Larry Lessig On How To Save Remix Culture
from the good-luck-with-that dept
Larry Lessig has a fantastic op-ed essay in the Wall Street Journal that tries to defend “remix culture” from draconian copyright laws that have made it illegal to build new creative works on the works of others. Not surprisingly, he makes some important points:
This war must end. It is time we recognize that we can’t kill this creativity. We can only criminalize it. We can’t stop our kids from using these tools to create, or make them passive. We can only drive it underground, or make them “pirates.” And the question we as a society must focus on is whether this is any good. Our kids live in an age of prohibition, where more and more of what seems to them to be ordinary behavior is against the law. They recognize it as against the law. They see themselves as “criminals.” They begin to get used to the idea.

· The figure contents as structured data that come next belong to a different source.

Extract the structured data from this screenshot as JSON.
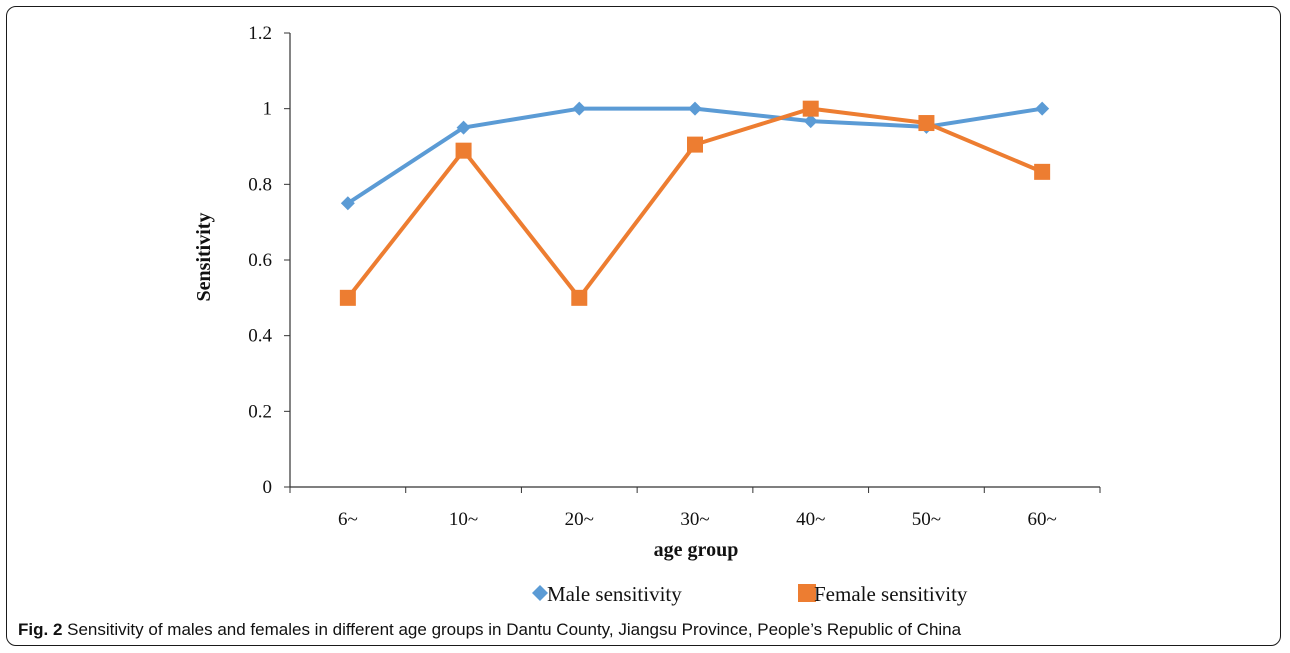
{
  "caption": {
    "label": "Fig. 2",
    "text": " Sensitivity of males and females in different age groups in Dantu County, Jiangsu Province, People’s Republic of China"
  },
  "chart_data": {
    "type": "line",
    "categories": [
      "6~",
      "10~",
      "20~",
      "30~",
      "40~",
      "50~",
      "60~"
    ],
    "series": [
      {
        "name": "Male sensitivity",
        "color": "#5b9bd5",
        "marker": "diamond",
        "values": [
          0.75,
          0.95,
          1.0,
          1.0,
          0.967,
          0.952,
          1.0
        ]
      },
      {
        "name": "Female sensitivity",
        "color": "#ed7d31",
        "marker": "square",
        "values": [
          0.5,
          0.889,
          0.5,
          0.905,
          1.0,
          0.962,
          0.833
        ]
      }
    ],
    "xlabel": "age group",
    "ylabel": "Sensitivity",
    "ylim": [
      0,
      1.2
    ],
    "yticks": [
      "0",
      "0.2",
      "0.4",
      "0.6",
      "0.8",
      "1",
      "1.2"
    ],
    "grid": false,
    "legend": "bottom"
  }
}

That recognition is corrosive. It is corrupting of the very idea of the rule of law. And when we reckon the cost of this corruption, any losses of the content industry pale in comparison.
Copyright law must be changed.
It’s definitely worth reading, and then considering the five suggestions he puts forth for how copyright can be fixed, though I disagree with him on whether or not his suggestions would actually work. I think they would significantly improve things from the way they are today, but Lessig still seems to think that there’s a way to “thread the needle” by distinguishing between commercial works and non-commercial works. The more I look, the less possible I think it is to distinguish between the two in any meaningful way.
Furthermore, Lessig’s solutions are focused very much on trying to “balance” the rights of amateur creative types with professional creative types. However, I think if you look at the economics and historical record, there’s no need to create “balance.” If content creators started adapting new business models, both can succeed tremendously, without having to worry about any kind of balance. A true solution suits both sides perfectly, benefiting both, without either side having to “balance” with the other.